Verity was alarmed at Ruby’s fierceness, she had seen glimmers of that toughness when they first met, but it had disappeared during her time with Wilby. Somehow, she knew there was no point in going on about the dangers, or the rights and wrongs of it. Ruby was determined, and if her mother didn’t arrange it for her, she’d find someone else. That person wouldn’t care a jot about Ruby, only about the money.

So Verity took down the address.

‘The best time to catch her in is around six, when she’s getting dolled up to go out. Her real name is Aggie Taylor, but she makes out it’s Angie Taylor. You aren’t going to like the way she lives, but you knew that anyway. Please don’t let me down, Verity, I haven’t got anyone to fight my corner but you.’

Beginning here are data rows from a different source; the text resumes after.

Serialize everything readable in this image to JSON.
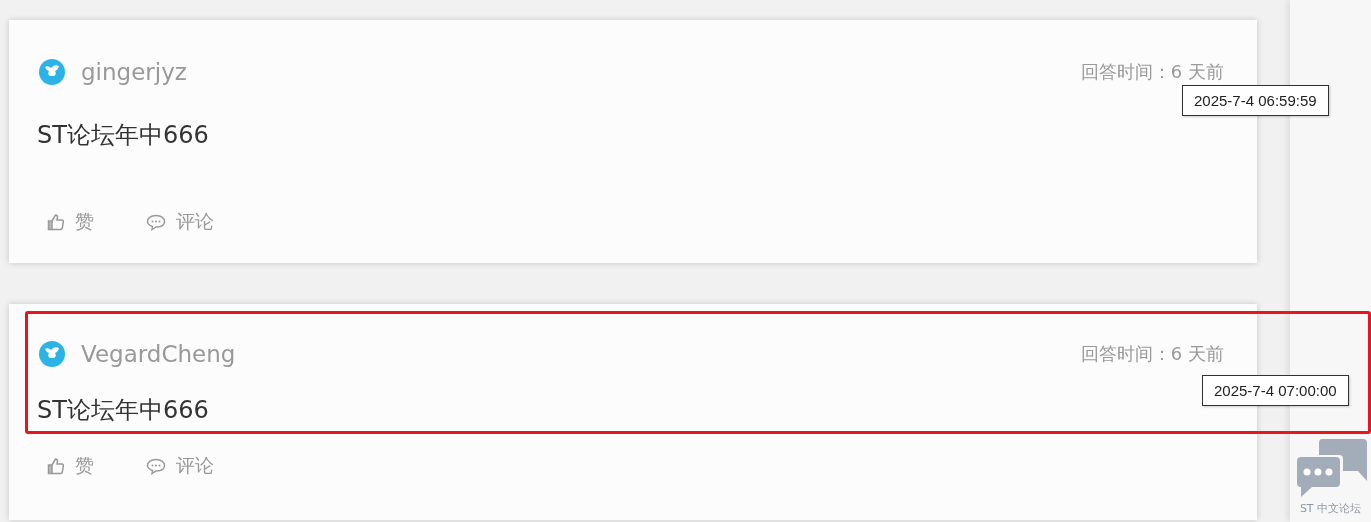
{
  "answers": [
    {
      "user": "gingerjyz",
      "time_label": "回答时间：",
      "time_value": "6 天前",
      "content": "ST论坛年中666",
      "tooltip": "2025-7-4 06:59:59",
      "like_label": "赞",
      "comment_label": "评论",
      "highlighted": false
    },
    {
      "user": "VegardCheng",
      "time_label": "回答时间：",
      "time_value": "6 天前",
      "content": "ST论坛年中666",
      "tooltip": "2025-7-4 07:00:00",
      "like_label": "赞",
      "comment_label": "评论",
      "highlighted": true
    }
  ],
  "float_widget": {
    "label": "ST 中文论坛"
  }
}
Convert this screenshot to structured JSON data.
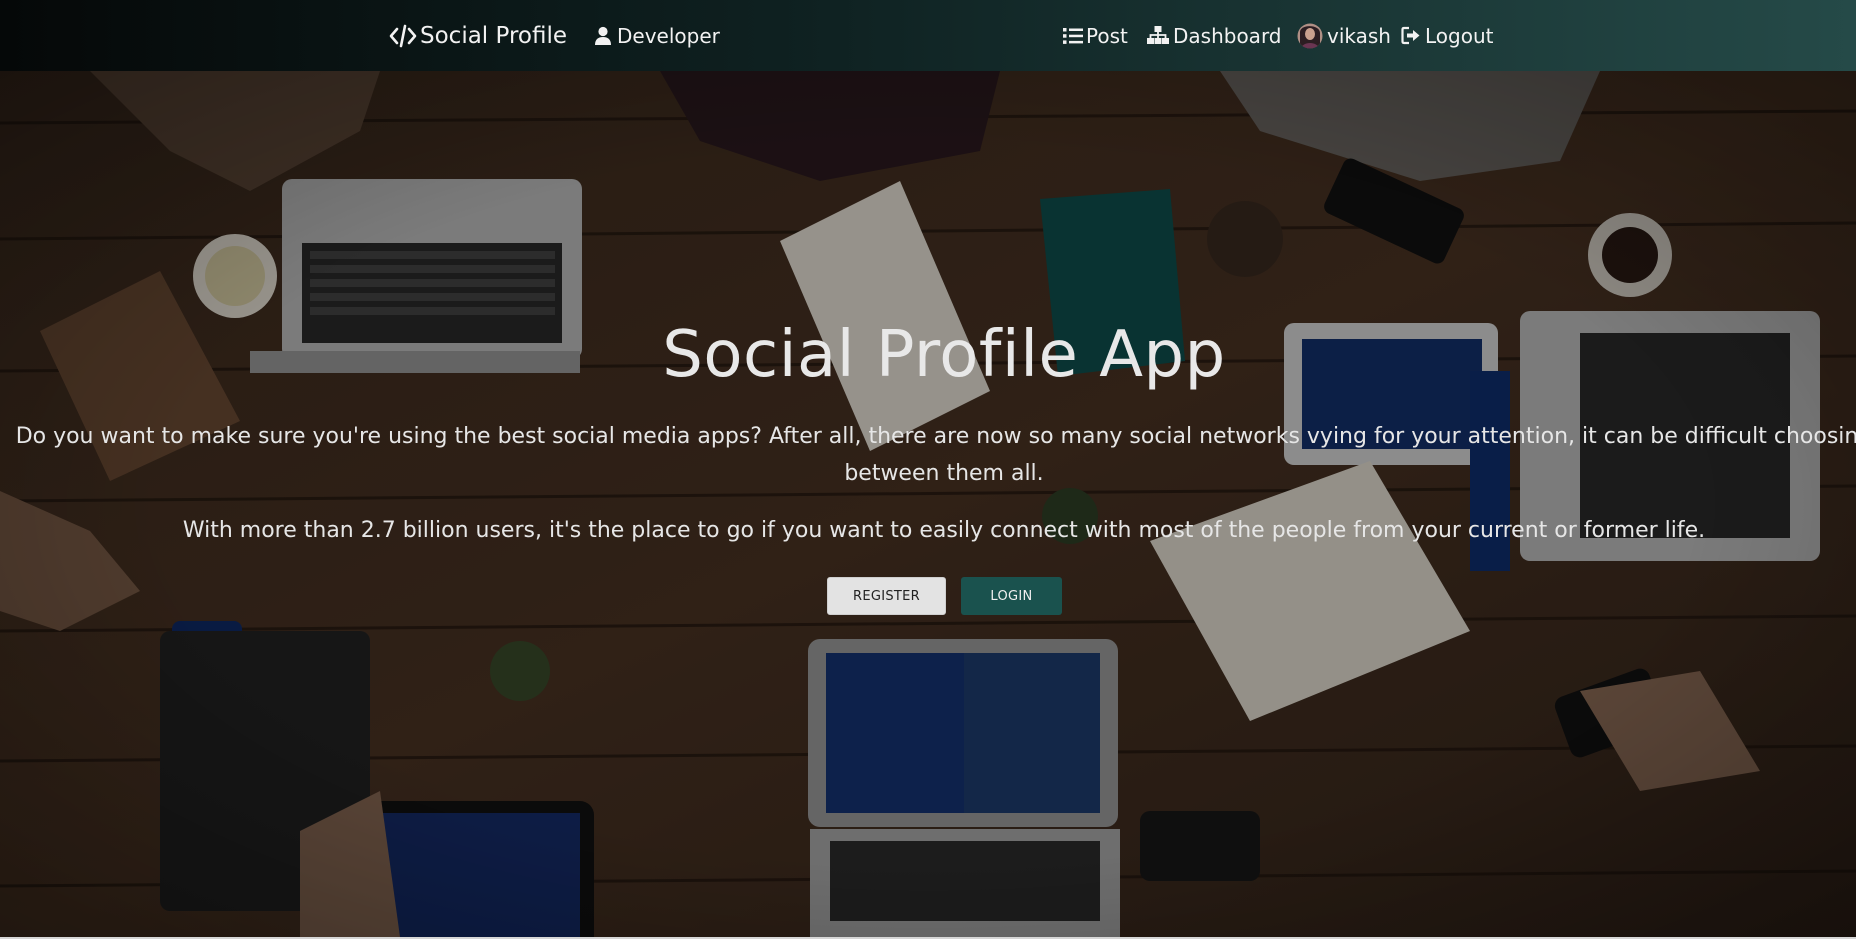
{
  "navbar": {
    "brand_icon": "code-icon",
    "brand_label": "Social Profile",
    "developer_icon": "user-icon",
    "developer_label": "Developer",
    "post_icon": "list-icon",
    "post_label": "Post",
    "dashboard_icon": "sitemap-icon",
    "dashboard_label": "Dashboard",
    "user_avatar": "avatar",
    "user_label": "vikash",
    "logout_icon": "sign-out-icon",
    "logout_label": "Logout"
  },
  "hero": {
    "title": "Social Profile App",
    "paragraph1": "Do you want to make sure you're using the best social media apps? After all, there are now so many social networks vying for your attention, it can be difficult choosing between them all.",
    "paragraph2": "With more than 2.7 billion users, it's the place to go if you want to easily connect with most of the people from your current or former life.",
    "register_label": "REGISTER",
    "login_label": "LOGIN",
    "background_image": "people-working-with-laptops-on-wooden-table"
  },
  "colors": {
    "navbar_start": "#050808",
    "navbar_end": "#254a48",
    "login_button": "#1a524e",
    "register_button": "#e3e3e3"
  }
}
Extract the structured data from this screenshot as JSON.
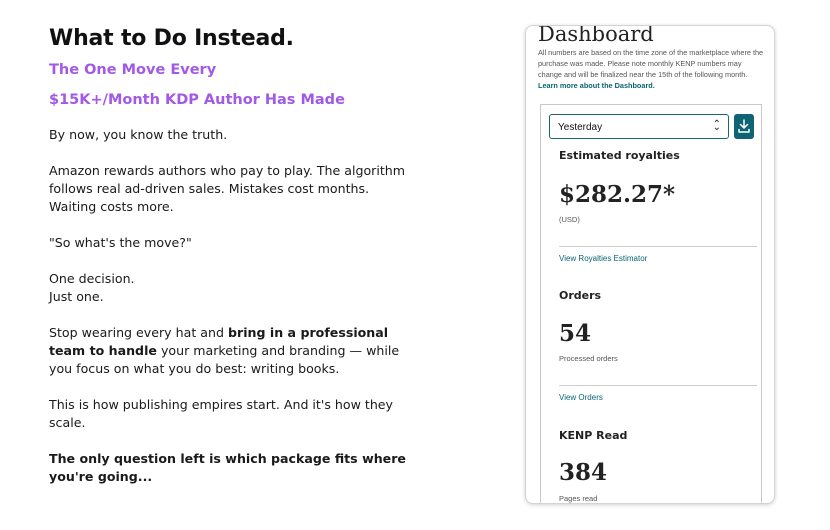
{
  "headline": "What to Do Instead.",
  "subheadline": {
    "line1": "The One Move Every",
    "line2": "$15K+/Month KDP Author Has Made"
  },
  "body": {
    "p1": "By now, you know the truth.",
    "p2": "Amazon rewards authors who pay to play. The algorithm follows real ad-driven sales. Mistakes cost months. Waiting costs more.",
    "p3": "\"So what's the move?\"",
    "p4_line1": "One decision.",
    "p4_line2": "Just one.",
    "p5_pre": "Stop wearing every hat and ",
    "p5_bold": "bring in a professional team to handle",
    "p5_post": " your marketing and branding — while you focus on what you do best: writing books.",
    "p6": "This is how publishing empires start. And it's how they scale.",
    "p7": "The only question left is which package fits where you're going..."
  },
  "dashboard": {
    "title": "Dashboard",
    "note": "All numbers are based on the time zone of the marketplace where the purchase was made. Please note monthly KENP numbers may change and will be finalized near the 15th of the following month.",
    "note_link": "Learn more about the Dashboard.",
    "period_select": "Yesterday",
    "royalties": {
      "title": "Estimated royalties",
      "value": "$282.27*",
      "unit": "(USD)",
      "link": "View Royalties Estimator"
    },
    "orders": {
      "title": "Orders",
      "value": "54",
      "caption": "Processed orders",
      "link": "View Orders"
    },
    "kenp": {
      "title": "KENP Read",
      "value": "384",
      "caption": "Pages read"
    },
    "accent_color": "#0f6474"
  },
  "colors": {
    "subheadline": "#a259e6"
  }
}
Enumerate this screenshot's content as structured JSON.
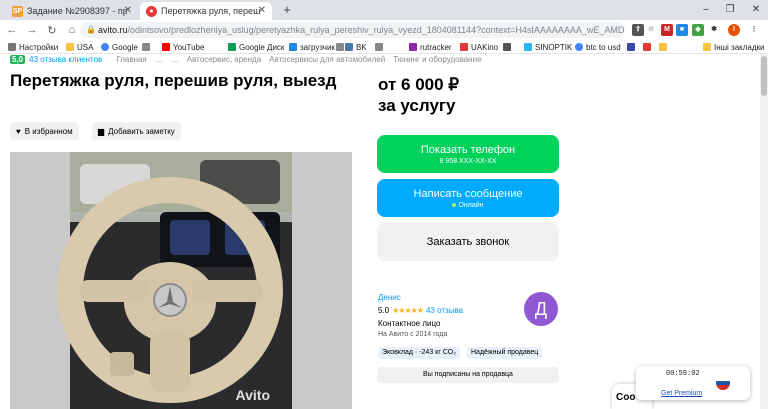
{
  "browser": {
    "tabs": [
      {
        "favicon": "SP",
        "title": "Задание №2908397 - просмотр",
        "active": false,
        "color": "#f0a030"
      },
      {
        "favicon": "avito-icon",
        "title": "Перетяжка руля, перешив руля",
        "active": true,
        "color": "#e53935"
      }
    ],
    "new_tab": "+",
    "url_host": "avito.ru",
    "url_path": "/odintsovo/predlozheniya_uslug/peretyazhka_rulya_pereshiv_rulya_vyezd_1804081144?context=H4sIAAAAAAAA_wE_AMD_YToyO...",
    "bookmarks": [
      {
        "label": "Настройки",
        "icon": "gear-icon"
      },
      {
        "label": "USA",
        "icon": "folder-icon"
      },
      {
        "label": "Google",
        "icon": "google-icon"
      },
      {
        "label": "",
        "icon": "bookmark-icon"
      },
      {
        "label": "YouTube",
        "icon": "youtube-icon"
      },
      {
        "label": "Google Диск",
        "icon": "drive-icon"
      },
      {
        "label": "загрузчик",
        "icon": "download-icon"
      },
      {
        "label": "",
        "icon": "bookmark-icon"
      },
      {
        "label": "BK",
        "icon": "vk-icon"
      },
      {
        "label": "",
        "icon": "bookmark-icon"
      },
      {
        "label": "rutracker",
        "icon": "rutracker-icon"
      },
      {
        "label": "UAKino",
        "icon": "uakino-icon"
      },
      {
        "label": "",
        "icon": "bookmark-icon"
      },
      {
        "label": "SINOPTIK",
        "icon": "sinoptik-icon"
      },
      {
        "label": "btc to usd",
        "icon": "google-icon"
      },
      {
        "label": "",
        "icon": "bookmark-icon"
      },
      {
        "label": "",
        "icon": "bookmark-icon"
      },
      {
        "label": "",
        "icon": "bookmark-icon"
      },
      {
        "label": "Інші закладки",
        "icon": "folder-icon"
      }
    ]
  },
  "breadcrumbs": {
    "rating": "5,0",
    "reviews": "43 отзыва клиентов",
    "items": [
      "Главная",
      "…",
      "…",
      "Автосервис, аренда",
      "Автосервисы для автомобилей",
      "Тюнинг и оборудование"
    ]
  },
  "listing": {
    "title": "Перетяжка руля, перешив руля, выезд",
    "favorite_label": "В избранном",
    "note_label": "Добавить заметку",
    "watermark": "Avito",
    "price_line1": "от 6 000 ₽",
    "price_line2": "за услугу"
  },
  "actions": {
    "phone_label": "Показать телефон",
    "phone_number": "8 958 XXX-XX-XX",
    "message_label": "Написать сообщение",
    "message_status": "Онлайн",
    "call_label": "Заказать звонок",
    "subscribed_label": "Вы подписаны на продавца"
  },
  "seller": {
    "name": "Денис",
    "rating": "5.0",
    "rating_value": 5,
    "reviews": "43 отзыва",
    "type": "Контактное лицо",
    "since": "На Авито с 2014 года",
    "avatar_letter": "Д",
    "avatar_color": "#8f59d1",
    "badges": [
      "Эковклад · -243 кг CO₂",
      "Надёжный продавец"
    ]
  },
  "widgets": {
    "chat_label": "Соо",
    "vpn_timer": "00:59:02",
    "vpn_premium": "Get Premium"
  },
  "colors": {
    "green": "#02d15c",
    "blue": "#00aaff",
    "link": "#0099f7"
  }
}
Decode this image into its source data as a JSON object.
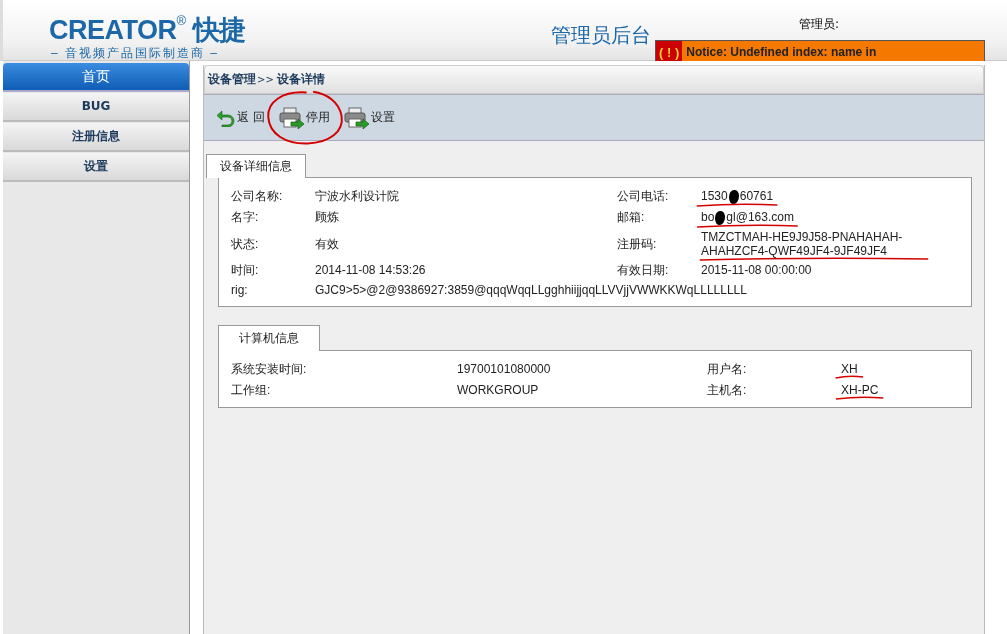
{
  "header": {
    "logo_text": "CREATOR",
    "logo_mark": "®",
    "logo_cn": "快捷",
    "tagline": "– 音视频产品国际制造商 –",
    "title": "管理员后台",
    "admin_label": "管理员:",
    "notice": {
      "icon_text": "( ! )",
      "text": "Notice: Undefined index: name in"
    }
  },
  "sidebar": {
    "items": [
      {
        "label": "首页",
        "selected": true
      },
      {
        "label": "BUG",
        "selected": false
      },
      {
        "label": "注册信息",
        "selected": false
      },
      {
        "label": "设置",
        "selected": false
      }
    ]
  },
  "breadcrumb": {
    "parent": "设备管理",
    "separator": ">>",
    "current": "设备详情"
  },
  "toolbar": [
    {
      "kind": "back",
      "label": "返 回",
      "circled": false
    },
    {
      "kind": "printer",
      "label": "停用",
      "circled": true
    },
    {
      "kind": "printer",
      "label": "设置",
      "circled": false
    }
  ],
  "device_panel": {
    "tab": "设备详细信息",
    "rows": [
      [
        {
          "label": "公司名称:",
          "segments": [
            "宁波水利设计院"
          ],
          "underlined": false
        },
        {
          "label": "公司电话:",
          "segments": [
            "1530",
            "60761"
          ],
          "underlined": true
        }
      ],
      [
        {
          "label": "名字:",
          "segments": [
            "顾炼"
          ],
          "underlined": false
        },
        {
          "label": "邮箱:",
          "segments": [
            "bo",
            "gl@163.com"
          ],
          "underlined": true
        }
      ],
      [
        {
          "label": "状态:",
          "segments": [
            "有效"
          ],
          "underlined": false
        },
        {
          "label": "注册码:",
          "segments": [
            "TMZCTMAH-HE9J9J58-PNAHAHAH-AHAHZCF4-QWF49JF4-9JF49JF4"
          ],
          "underlined": true
        }
      ],
      [
        {
          "label": "时间:",
          "segments": [
            "2014-11-08 14:53:26"
          ],
          "underlined": false
        },
        {
          "label": "有效日期:",
          "segments": [
            "2015-11-08 00:00:00"
          ],
          "underlined": false
        }
      ],
      [
        {
          "label": "rig:",
          "segments": [
            "GJC9>5>@2@9386927:3859@qqqWqqLLgghhiijjqqLLVVjjVWWKKWqLLLLLLLL"
          ],
          "underlined": false
        }
      ]
    ]
  },
  "computer_panel": {
    "tab": "计算机信息",
    "rows": [
      [
        {
          "label": "系统安装时间:",
          "segments": [
            "19700101080000"
          ],
          "underlined": false
        },
        {
          "label": "用户名:",
          "segments": [
            "XH"
          ],
          "underlined": true
        }
      ],
      [
        {
          "label": "工作组:",
          "segments": [
            "WORKGROUP"
          ],
          "underlined": false
        },
        {
          "label": "主机名:",
          "segments": [
            "XH-PC"
          ],
          "underlined": true
        }
      ]
    ]
  }
}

As Verity walked home she thought about that last statement of Ruby’s. It wasn’t strictly true, Wilby would fight her corner in a heartbeat. But not on this, though. She’d say adoption was the answer, if Ruby really didn’t want the baby. But if Ruby did want it, she’d help bring the baby up and love it like it was her own grandchild.

Apart from the moral issues, Verity really didn’t want to meet Angie Taylor. Any mother who sent her child out to steal was a bad person, and she doubted Ruby would be in this predicament if she’d been taken care of and loved as a child.

The following evening, Verity caught the underground to Kentish Town straight from work. She had looked up Rhyl
Street in the London A to Z and knew roughly how to get there. Once she had turned off the main road into the warren of narrow, terraced streets behind the wide thoroughfare, she felt quite sick with fear.

The houses were small here, mostly two storeys, built in Victorian times for working people. There was fog in the air, not so thick that she couldn’t read the street signs, but it made everything look even dirtier and more sinister than it really was in the yellow-tinged street lighting. She thought of Hither Green as poor and dreary, but compared to this part of Kentish Town it was a desirable area.